A WISE View of Star Formation in Local Galaxy Clusters
Sun Mi Chung, Peter R. Eisenhardt, Anthony H. Gonzalez, Spencer A., Stanford, Mark Brodwin, Daniel Stern, Thomas Jarrett

TL;DR
This study uses WISE 22 micron data to analyze star formation activity in 69 local galaxy clusters, revealing how star formation varies with radius and cluster mass.
Contribution
It provides a systematic analysis of star formation in galaxy clusters beyond R200 using infrared data, highlighting the weak dependence on cluster mass.
Findings
Star-forming galaxy fraction increases with radius but stays below field levels.
No strong correlation between cluster mass and total specific star formation rate.
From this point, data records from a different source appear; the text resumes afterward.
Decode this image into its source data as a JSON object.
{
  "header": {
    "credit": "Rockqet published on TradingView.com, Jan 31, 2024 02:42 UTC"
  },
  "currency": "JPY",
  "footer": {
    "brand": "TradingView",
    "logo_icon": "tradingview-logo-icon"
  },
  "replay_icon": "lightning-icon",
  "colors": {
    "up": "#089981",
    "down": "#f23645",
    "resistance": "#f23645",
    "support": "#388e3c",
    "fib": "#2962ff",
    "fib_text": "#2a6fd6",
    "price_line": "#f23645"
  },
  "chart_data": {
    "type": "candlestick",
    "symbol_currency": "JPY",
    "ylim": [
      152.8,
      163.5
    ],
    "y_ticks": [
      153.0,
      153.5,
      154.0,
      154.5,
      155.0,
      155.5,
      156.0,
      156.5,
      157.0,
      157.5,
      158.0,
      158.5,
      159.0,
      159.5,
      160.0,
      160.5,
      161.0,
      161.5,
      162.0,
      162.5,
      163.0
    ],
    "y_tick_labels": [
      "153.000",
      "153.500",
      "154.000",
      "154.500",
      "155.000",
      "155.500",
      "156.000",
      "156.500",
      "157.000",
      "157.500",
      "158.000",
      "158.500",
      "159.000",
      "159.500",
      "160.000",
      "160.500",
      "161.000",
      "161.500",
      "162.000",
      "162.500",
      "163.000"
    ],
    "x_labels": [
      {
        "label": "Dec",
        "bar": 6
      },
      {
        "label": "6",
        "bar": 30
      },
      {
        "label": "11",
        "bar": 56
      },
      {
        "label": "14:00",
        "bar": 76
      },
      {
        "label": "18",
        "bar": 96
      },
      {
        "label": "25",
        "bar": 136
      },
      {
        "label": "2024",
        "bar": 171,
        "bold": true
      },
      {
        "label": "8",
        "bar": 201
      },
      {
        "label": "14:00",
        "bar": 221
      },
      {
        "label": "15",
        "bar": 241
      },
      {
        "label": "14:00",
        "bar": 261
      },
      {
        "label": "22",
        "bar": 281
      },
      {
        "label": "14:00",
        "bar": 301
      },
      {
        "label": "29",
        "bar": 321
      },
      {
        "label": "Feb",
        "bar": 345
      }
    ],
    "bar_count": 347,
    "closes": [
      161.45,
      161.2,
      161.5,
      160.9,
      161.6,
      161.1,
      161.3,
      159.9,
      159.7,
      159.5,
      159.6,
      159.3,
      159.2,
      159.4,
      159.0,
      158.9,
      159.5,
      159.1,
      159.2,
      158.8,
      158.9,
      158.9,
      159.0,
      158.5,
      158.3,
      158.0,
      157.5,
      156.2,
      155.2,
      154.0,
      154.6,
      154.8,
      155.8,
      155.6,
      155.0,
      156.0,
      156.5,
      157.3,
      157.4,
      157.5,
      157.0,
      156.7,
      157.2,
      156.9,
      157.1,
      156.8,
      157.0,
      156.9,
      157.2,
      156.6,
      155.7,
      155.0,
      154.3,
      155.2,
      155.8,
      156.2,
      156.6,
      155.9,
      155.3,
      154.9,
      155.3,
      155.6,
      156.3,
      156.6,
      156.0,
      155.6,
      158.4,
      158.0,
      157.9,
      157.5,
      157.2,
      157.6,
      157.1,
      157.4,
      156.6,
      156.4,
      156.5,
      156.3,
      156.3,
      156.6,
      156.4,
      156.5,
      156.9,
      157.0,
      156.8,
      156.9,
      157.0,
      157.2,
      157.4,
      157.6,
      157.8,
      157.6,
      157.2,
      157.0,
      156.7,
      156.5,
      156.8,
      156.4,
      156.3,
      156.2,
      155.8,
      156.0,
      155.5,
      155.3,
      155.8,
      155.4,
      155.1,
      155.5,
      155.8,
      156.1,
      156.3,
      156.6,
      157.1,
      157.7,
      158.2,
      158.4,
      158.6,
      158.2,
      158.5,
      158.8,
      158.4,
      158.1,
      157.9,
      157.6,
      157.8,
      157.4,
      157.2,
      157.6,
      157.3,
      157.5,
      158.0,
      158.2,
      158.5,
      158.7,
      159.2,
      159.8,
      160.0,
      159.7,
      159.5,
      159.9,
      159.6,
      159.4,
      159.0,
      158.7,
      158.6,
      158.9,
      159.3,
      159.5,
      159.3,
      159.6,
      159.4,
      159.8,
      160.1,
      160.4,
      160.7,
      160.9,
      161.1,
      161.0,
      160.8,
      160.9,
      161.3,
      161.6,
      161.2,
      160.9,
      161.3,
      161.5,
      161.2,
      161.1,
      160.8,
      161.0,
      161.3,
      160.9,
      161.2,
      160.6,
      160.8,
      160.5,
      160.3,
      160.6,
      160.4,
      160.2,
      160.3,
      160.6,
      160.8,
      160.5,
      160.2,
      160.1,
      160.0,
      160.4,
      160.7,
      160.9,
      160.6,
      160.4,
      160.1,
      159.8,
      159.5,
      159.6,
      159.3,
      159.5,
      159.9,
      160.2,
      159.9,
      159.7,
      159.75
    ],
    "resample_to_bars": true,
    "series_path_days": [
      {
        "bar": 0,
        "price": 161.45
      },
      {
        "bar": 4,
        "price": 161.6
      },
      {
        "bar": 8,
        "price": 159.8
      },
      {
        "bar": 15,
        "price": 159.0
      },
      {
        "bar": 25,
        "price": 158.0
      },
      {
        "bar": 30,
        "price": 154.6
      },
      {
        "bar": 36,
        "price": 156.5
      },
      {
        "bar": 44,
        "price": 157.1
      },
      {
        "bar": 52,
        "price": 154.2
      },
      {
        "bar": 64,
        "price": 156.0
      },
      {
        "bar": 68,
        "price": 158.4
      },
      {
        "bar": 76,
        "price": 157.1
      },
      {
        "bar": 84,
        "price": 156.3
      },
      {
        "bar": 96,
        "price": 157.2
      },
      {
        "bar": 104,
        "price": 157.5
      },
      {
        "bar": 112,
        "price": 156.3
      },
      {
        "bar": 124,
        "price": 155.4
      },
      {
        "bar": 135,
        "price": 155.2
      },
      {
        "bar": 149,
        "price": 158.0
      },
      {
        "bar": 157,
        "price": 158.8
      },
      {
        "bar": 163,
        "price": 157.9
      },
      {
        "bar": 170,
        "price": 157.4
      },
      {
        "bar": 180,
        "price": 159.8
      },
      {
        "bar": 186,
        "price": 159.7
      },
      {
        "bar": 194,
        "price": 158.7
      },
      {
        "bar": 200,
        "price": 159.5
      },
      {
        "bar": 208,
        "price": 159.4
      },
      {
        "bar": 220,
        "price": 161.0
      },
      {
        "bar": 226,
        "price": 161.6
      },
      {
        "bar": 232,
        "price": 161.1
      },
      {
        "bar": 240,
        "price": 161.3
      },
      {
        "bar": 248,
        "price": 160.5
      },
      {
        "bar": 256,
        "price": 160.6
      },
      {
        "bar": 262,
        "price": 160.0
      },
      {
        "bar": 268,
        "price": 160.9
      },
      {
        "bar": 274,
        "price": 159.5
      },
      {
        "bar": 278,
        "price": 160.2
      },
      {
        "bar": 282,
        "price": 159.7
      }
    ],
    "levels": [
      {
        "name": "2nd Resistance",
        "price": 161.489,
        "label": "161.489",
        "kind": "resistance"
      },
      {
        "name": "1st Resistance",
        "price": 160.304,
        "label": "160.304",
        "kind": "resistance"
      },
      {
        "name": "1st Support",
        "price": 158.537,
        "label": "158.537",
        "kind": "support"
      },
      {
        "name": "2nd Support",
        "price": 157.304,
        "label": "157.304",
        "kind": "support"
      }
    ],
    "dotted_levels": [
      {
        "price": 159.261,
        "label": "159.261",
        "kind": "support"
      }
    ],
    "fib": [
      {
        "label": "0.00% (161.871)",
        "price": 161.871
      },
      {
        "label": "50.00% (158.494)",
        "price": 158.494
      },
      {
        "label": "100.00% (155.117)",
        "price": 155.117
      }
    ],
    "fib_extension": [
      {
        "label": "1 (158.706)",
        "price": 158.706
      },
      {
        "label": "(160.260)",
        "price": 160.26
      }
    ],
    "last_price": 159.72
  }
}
Star formation activity is more influenced by local environment than cluster mass.
Abstract
We present results from a systematic study of star formation in local galaxy clusters using 22 micron data from the Wide-field Infrared Survey Explorer (WISE). The 69 systems in our sample are drawn from the Cluster Infall Regions Survey (CIRS), and all have robust mass determinations. The all-sky WISE data enables us to quantify the amount of star formation, as traced by 22 micron, as a function of radius well beyond R200, and investigate the dependence of total star formation rate upon cluster mass. We find that the fraction of star-forming galaxies increases with cluster radius but remains below the field value even at 3 R200. We also find that there is no strong correlation between the mass-normalized total specific star formation rate and cluster mass, indicating that the mass of the host cluster does not strongly influence the total star formation rate of cluster members.